Investigation of structural changes in human serum albumin after binding with elaidic acid

Elaidic acid (EA) is an unsaturated trans-fatty acid and one of the most important fatty acids obtained from solidifying vegetable oils. The increase in the consumption of EA is associated with rise and decline of LDL-cholesterol and HDL-cholesterol levels, respectively. It activates pro-inflammatory markers in the body and increases heart stroke and cardiovascular diseases.
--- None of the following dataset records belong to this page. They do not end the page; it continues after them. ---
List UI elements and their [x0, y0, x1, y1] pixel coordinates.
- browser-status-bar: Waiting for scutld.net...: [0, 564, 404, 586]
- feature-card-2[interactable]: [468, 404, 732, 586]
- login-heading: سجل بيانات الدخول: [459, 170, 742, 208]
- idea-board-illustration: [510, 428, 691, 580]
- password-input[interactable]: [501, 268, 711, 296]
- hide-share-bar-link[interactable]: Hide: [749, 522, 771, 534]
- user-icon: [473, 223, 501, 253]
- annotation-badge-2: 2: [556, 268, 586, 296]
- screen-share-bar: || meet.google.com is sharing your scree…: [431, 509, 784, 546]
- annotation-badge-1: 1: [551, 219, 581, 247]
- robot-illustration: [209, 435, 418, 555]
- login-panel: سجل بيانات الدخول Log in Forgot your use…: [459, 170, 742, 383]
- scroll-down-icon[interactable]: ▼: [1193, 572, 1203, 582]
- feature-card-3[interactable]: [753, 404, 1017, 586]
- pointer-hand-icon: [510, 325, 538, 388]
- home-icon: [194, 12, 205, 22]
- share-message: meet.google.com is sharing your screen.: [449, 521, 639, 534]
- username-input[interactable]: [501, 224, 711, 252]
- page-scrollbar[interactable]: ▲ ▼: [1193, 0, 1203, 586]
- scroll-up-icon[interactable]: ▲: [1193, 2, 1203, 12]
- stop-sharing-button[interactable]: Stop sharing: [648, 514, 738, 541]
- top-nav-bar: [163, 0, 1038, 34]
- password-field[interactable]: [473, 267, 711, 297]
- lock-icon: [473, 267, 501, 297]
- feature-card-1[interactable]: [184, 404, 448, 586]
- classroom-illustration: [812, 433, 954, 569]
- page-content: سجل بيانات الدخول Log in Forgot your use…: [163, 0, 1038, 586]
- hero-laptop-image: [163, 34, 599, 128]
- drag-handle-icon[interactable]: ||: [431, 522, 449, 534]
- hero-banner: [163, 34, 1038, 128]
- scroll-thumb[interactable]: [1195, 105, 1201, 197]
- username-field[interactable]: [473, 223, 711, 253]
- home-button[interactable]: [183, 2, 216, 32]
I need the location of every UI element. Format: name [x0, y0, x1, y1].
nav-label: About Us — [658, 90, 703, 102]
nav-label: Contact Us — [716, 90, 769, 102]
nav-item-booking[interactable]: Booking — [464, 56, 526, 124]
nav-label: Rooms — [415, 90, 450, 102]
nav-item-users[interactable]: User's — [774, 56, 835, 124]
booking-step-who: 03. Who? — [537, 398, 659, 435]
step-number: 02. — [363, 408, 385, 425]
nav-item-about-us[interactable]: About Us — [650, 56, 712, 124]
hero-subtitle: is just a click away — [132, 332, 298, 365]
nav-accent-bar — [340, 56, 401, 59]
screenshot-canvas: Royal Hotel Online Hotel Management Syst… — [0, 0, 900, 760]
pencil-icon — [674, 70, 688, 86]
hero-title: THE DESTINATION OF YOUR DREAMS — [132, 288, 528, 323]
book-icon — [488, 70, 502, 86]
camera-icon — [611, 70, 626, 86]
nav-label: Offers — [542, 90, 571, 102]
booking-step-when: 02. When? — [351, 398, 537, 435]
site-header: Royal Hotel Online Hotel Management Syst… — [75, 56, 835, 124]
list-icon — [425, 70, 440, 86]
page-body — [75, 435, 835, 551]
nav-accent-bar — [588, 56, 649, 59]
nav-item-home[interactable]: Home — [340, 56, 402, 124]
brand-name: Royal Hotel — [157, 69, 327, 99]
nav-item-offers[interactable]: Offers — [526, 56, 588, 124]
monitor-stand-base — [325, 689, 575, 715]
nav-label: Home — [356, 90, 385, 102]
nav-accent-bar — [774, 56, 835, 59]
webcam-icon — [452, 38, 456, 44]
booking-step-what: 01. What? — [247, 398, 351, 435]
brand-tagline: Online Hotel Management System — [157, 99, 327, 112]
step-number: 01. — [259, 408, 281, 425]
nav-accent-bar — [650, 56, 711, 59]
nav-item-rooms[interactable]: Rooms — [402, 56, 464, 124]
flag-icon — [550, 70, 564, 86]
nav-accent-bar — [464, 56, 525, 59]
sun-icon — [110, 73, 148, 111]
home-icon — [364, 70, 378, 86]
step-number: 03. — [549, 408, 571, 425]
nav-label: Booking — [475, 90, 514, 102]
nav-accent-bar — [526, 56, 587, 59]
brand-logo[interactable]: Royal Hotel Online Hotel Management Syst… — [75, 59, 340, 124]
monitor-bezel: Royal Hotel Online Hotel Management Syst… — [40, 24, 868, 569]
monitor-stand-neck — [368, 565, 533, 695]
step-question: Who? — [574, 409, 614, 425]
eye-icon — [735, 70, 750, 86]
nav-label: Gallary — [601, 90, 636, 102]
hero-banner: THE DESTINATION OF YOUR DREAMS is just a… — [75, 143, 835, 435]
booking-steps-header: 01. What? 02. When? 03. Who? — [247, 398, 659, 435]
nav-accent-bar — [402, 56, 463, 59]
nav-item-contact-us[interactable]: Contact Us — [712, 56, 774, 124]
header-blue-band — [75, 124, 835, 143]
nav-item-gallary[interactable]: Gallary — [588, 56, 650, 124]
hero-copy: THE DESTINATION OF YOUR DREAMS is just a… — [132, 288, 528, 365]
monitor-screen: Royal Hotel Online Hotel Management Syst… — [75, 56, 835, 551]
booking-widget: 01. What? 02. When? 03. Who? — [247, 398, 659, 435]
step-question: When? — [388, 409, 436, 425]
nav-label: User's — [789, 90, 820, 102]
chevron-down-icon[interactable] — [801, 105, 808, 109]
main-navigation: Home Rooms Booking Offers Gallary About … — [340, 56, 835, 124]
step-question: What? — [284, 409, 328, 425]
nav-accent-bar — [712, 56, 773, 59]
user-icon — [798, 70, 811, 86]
In this study, to understand the impact of EA in humans, we investigated the molecular interaction between EA and human serum albumin (HSA) and its binding affinity using spectroscopic, molecular dynamics (MD), and molecular docking techniques. According to fluorescence quenching experiments, EA could quench the inherent fluorescence of HSA via a static quenching mechanism. The thermodynamic characteristics of EA binding on HSA demonstrated hydrogen bonds and Van der Waals forces within the interaction, which matched molecular docking results. Further, the negative amount of AG degrees indicated the spontaneous binding of HSA to EA. Based on Forster's resonance energy transfer, the spatial distance between EA and HSA was 3.493 nm. The far-UV circular dichroism spectrum showed the decrease in the contents of the beta-sheet and alpha-helix in the HSA structure. According to the RMSF data, the HSA structure's flexibility was diminished. The molecular dynamic simulation and spectroscopic studies also indicated that the binding interactions altered the milieu of the Trp chromophore and HSA structures. All experimental data could be matched with molecular dynamics simulation. (C) 2022 Elsevier B.V. All rights reserved.

Automated summary

In this study, the molecular interaction between Elaidic acid (EA) and human serum albumin (HSA) was investigated using spectroscopic, molecular dynamics (MD), and molecular docking techniques. The results showed that EA could quench the fluorescence of HSA through a static quenching mechanism, and the binding interactions between them were spontaneous. Furthermore, the binding interactions altered the structure and flexibility of HSA.